Porter v. Jacksonville Electric Co.

64 Fla. 409 | Fla. | 1912

Per Curiam

The plaintiff in error brought an action *410to recover damages for injuries received in a collision on a public highway between an automobile in which she was riding as a passenger and a street car of the defendant company. The defendant pleaded not guilty, and also several special pleas averring in effect that neither the automobile nor the chauffeur was registered as required by the statute; that defendant did not discover the peril of the plaintiff until it was too late for defendant to avoid the accident by the exercise of ordinary and reasonable diligence; and that the operator of the machine negligently contributed to the plaintiff’s injury. A demurrer to the special pleas was overruled. By replication the plaintiff alleged that she was a passenger in the automobile and had no control over the vehicle or its driver and no duty in the registration of the automobile or the chauffeur. A demurrer to this replication was sustained, and the plaintiff not desiring to further plead, judgment was rendered for the defendant company, and the plaintiff took writ of error.

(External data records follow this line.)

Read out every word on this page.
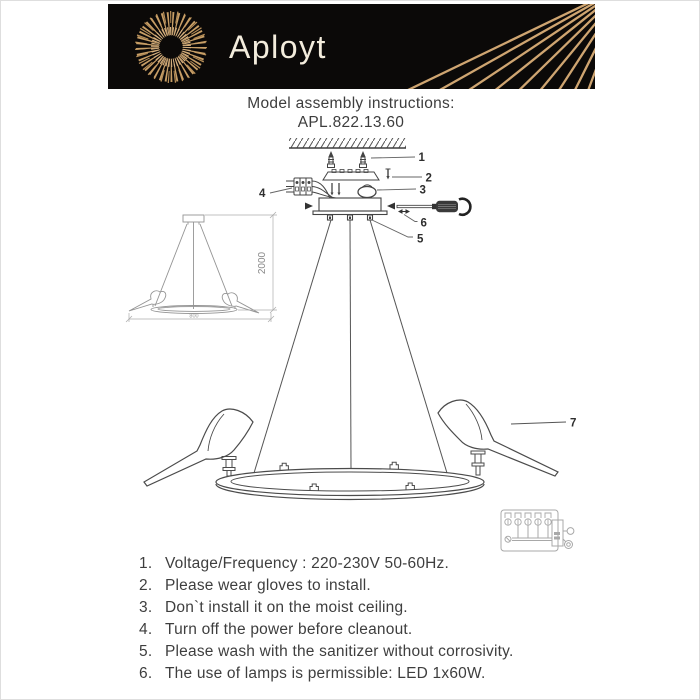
Aployt
Model assembly instructions:
APL.822.13.60
1
2
3
4
5
6
7
2000
800
1. Voltage/Frequency : 220-230V 50-60Hz.
2. Please wear gloves to install.
3. Don`t install it on the moist ceiling.
4. Turn off the power before cleanout.
5. Please wash with the sanitizer without corrosivity.
6. The use of lamps is permissible: LED 1x60W.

The averment in one of the special pleas that defendant did not discover the peril of the plaintiff in time to avoid the accident is covered by the plea of not guilty. On the authority of Atlantic Coast Line Ry. v. Weir, 63 Fla. 69, 58 South. Rep. 641, the averments of the pleas as to the operation of the automobile on the public highway without a license for the machine or the chauffeur are not a defense to this action. The averment of a special plea that the operator of the machine by his negligence contributed to the plaintiff’s injury, is not in view of the statute, (Secs. 3148-9, Gen. Stats.) a full defense; and the allegations of the replication that the plaintiff was a passenger in the automobile and had no interest in or control over the automobile or the driver thereof, was a sufficient reply to the averments of the pleas that the *411negligence of the operator of the automobile contributed to the plaintiff’s injury, since on the pleadings it does not appear that negligence of the operator in driving the automobile may be imputed to the plaintiff.

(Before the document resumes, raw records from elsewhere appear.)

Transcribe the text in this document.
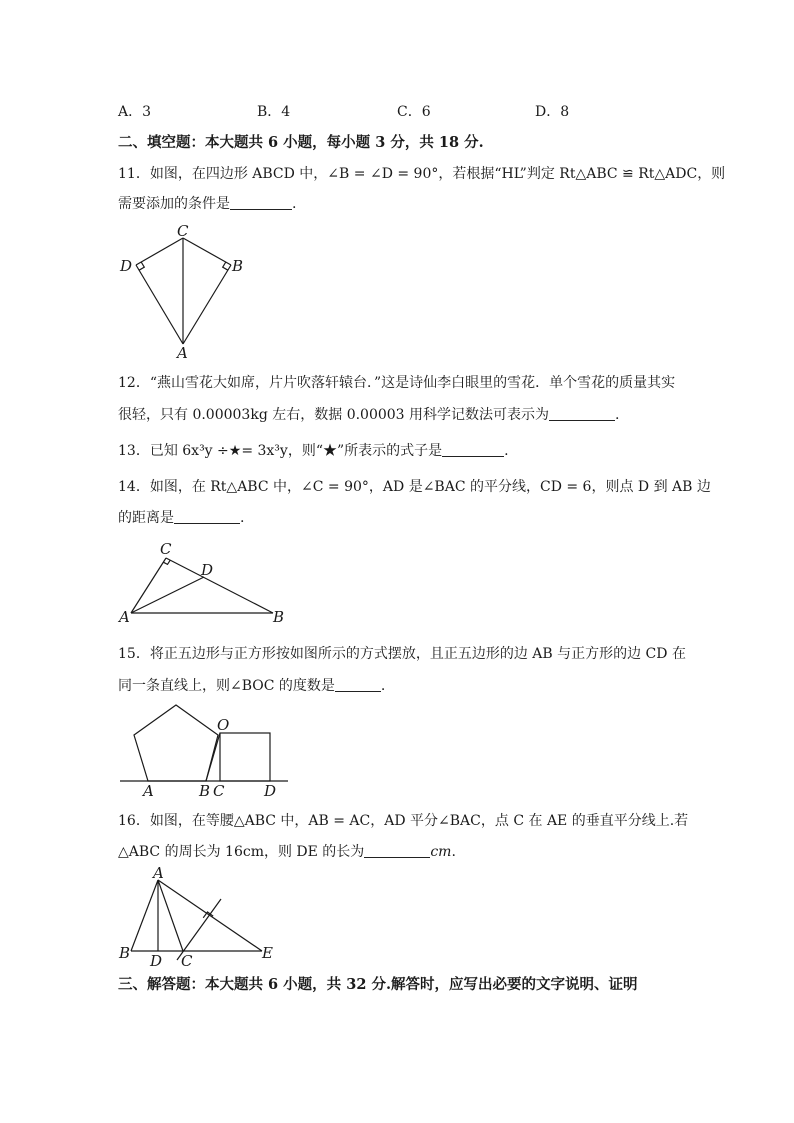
A．3	B．4	C．6	D．8
二、填空题：本大题共 6 小题，每小题 3 分，共 18 分.
11．如图，在四边形 ABCD 中，∠B = ∠D = 90°，若根据“HL”判定 Rt△ABC ≌ Rt△ADC，则
需要添加的条件是	.
12．“燕山雪花大如席，片片吹落轩辕台．”这是诗仙李白眼里的雪花．单个雪花的质量其实
很轻，只有 0.00003kg 左右，数据 0.00003 用科学记数法可表示为	.
13．已知 6x³y ÷★= 3x³y，则“★”所表示的式子是	.
14．如图，在 Rt△ABC 中，∠C = 90°，AD 是∠BAC 的平分线，CD = 6，则点 D 到 AB 边
的距离是	.
15．将正五边形与正方形按如图所示的方式摆放，且正五边形的边 AB 与正方形的边 CD 在
同一条直线上，则∠BOC 的度数是	.
16．如图，在等腰△ABC 中，AB = AC，AD 平分∠BAC，点 C 在 AE 的垂直平分线上.若
△ABC 的周长为 16cm，则 DE 的长为	cm.
三、解答题：本大题共 6 小题，共 32 分.解答时，应写出必要的文字说明、证明
C
D	B
A
C
D
A	B
O
A	B C	D
A
B D C	E
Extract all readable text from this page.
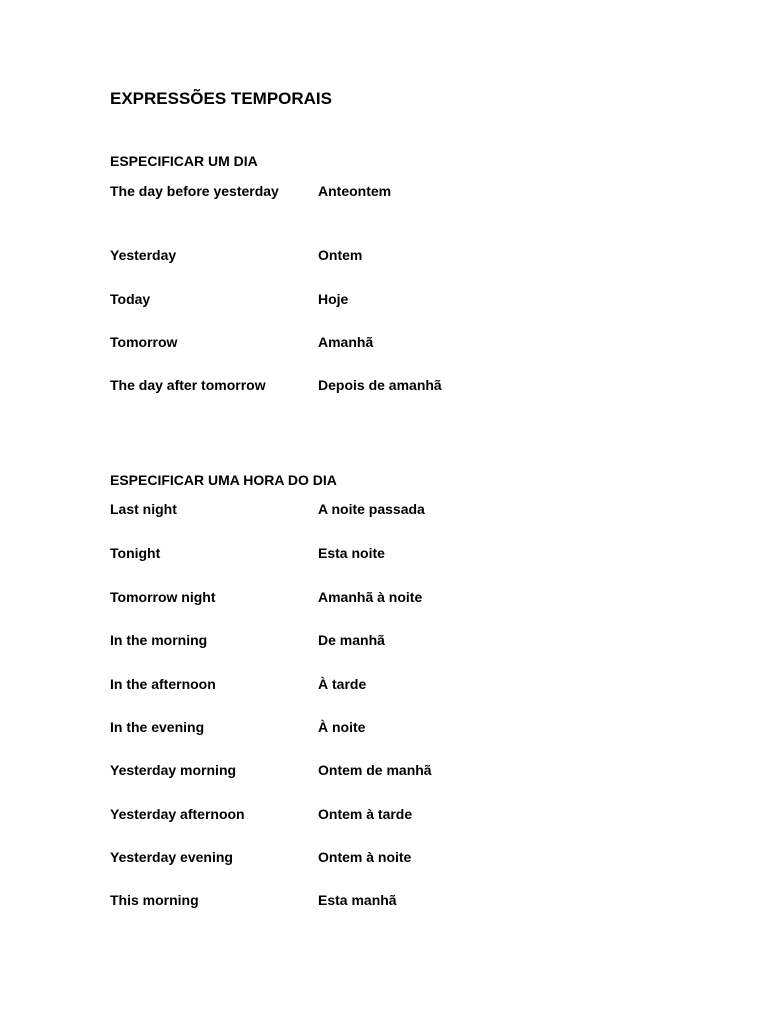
EXPRESSÕES TEMPORAIS
ESPECIFICAR UM DIA
The day before yesterday	Anteontem
Yesterday	Ontem
Today	Hoje
Tomorrow	Amanhã
The day after tomorrow	Depois de amanhã
ESPECIFICAR UMA HORA DO DIA
Last night	A noite passada
Tonight	Esta noite
Tomorrow night	Amanhã à noite
In the morning	De manhã
In the afternoon	À tarde
In the evening	À noite
Yesterday morning	Ontem de manhã
Yesterday afternoon	Ontem à tarde
Yesterday evening	Ontem à noite
This morning	Esta manhã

The negligence of a chauffeur in driving an automobile is not in general imputable to a person riding in the automobile, but having no authority or control over the machine or the driver. Dale v. Denver City T. Co., 178 Fed. Rep. 787, 19 Ann. Cas. 1223 and notes; Cotton v. Willmar & S. F. Ry. Co. 99 Minn. 366, 109 N. W. Rep. 835, 9 Ann. Cas. 935; Shultz v. Old Colony St. R. Co., 193 Mass. 309, 79 N. E. Rep. 873, 9 Ann. Cas. 402; Colorado & S. R. Co. v. Thomas, 33 Colo. 517, 81 Pac. Rep. 801, 3 Ann. Cas. 700; Little v. Hackett, 116 U. S. 366, 6 Sup. Ct Rep. 391. See also note to St. Louis & S. F. R. R. Co. v. McFall, 5 Ann. Cas. 163, and note in Christy v. Elliott, 1 L. R. A. (N. S.) 215.

The judgment is reversed.

Whitfield, C. J., and Shackleford, Cockrell and Hocker, J. J., concur. Taylor, J., absent on account of illness.